Check Point, a cybersecurity software maker, estimates that at least 10 million Android devices have been infected by the HummingBad malware since it was seen last February. The malware generates US$300,000 a month of ad revenue for the hacking group.
The cybersecurity company has been monitoring the malware for months, which has seen a steady increase until its infection spiked by mid-May. Checkpoint was also able to establish that a group called Yingmob was responsible for it, which is composed of Chinese cyber criminals. They were able to install a rootkit app on Android devices that gave them fraudulent ad revenue. In the process, their app also allowed them to install more apps that are deceitful, as explained by the cyber security firm in a blog post.

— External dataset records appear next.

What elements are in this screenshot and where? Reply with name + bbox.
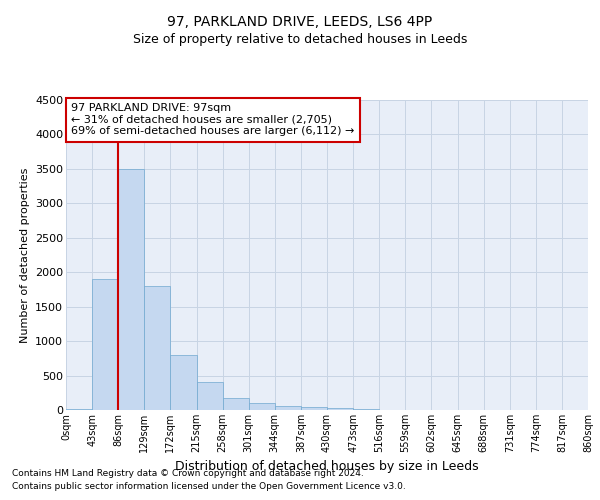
Bar [197,382,223,410]
Bar [249,403,275,410]
Bar [301,407,327,410]
Bar [353,409,379,410]
Bar [92,279,118,410]
Text: Contains HM Land Registry data © Crown copyright and database right 2024.: Contains HM Land Registry data © Crown c… [12,468,364,477]
X-axis label: Distribution of detached houses by size in Leeds: Distribution of detached houses by size … [175,460,479,473]
Bar [223,398,249,410]
Text: Size of property relative to detached houses in Leeds: Size of property relative to detached ho… [133,32,467,46]
Text: Contains public sector information licensed under the Open Government Licence v3: Contains public sector information licen… [12,482,406,491]
Text: 97 PARKLAND DRIVE: 97sqm
← 31% of detached houses are smaller (2,705)
69% of sem: 97 PARKLAND DRIVE: 97sqm ← 31% of detach… [71,103,355,136]
Text: 97, PARKLAND DRIVE, LEEDS, LS6 4PP: 97, PARKLAND DRIVE, LEEDS, LS6 4PP [167,15,433,29]
Y-axis label: Number of detached properties: Number of detached properties [20,168,29,342]
Bar [275,406,301,410]
Bar [327,408,353,410]
Bar [145,286,170,410]
Bar [118,169,145,410]
Bar [170,355,197,410]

Additionally, with the control of around 10 million devices globally, Yingmob is said to be generating around US$300,000 a month from these scrupulous ads.
The company stated, “Yingmob runs alongside a legitimate Chinese advertising analytics company, sharing its resources and technology. The group is highly organized with 25 employees that staff four separate groups responsible for developing HummingBad’s malicious components.”
Another cybersecurity firm discovered that Yingmob was also responsible for an iOS malware, Yispecter, while Checkpoint was able to establish that Yingmob is connected to a Chinese-based analytic research company that shares its technology and resources to the scalawag group. Check Point was also able to conclude the following:
Yispecter uses Yingmob’s enterprise certificates to install itself on devices
HummingBad and Yispecter share C&C server addresses
HummingBad repositories contain QVOD documentation, an iOS porn player targeted by Yispecter
Both install fraudulent apps to gain revenue
CNBC reported that China alone has some 1.6 million infected devices, India has more than 1.3 million, the Philippines has 520,000 and Indonesia has close to 500,0000 infections. The Guardian added that there around 250,000 infected devices in the United States.
Security experts are advising Android users to check their downloaded apps and see if there are applications that they did not install themselves. If apps like these are discovered, it is advisable to reset their smartphones to factory settings. Users are also advised to download apps from legitimate sites, such as Google Play.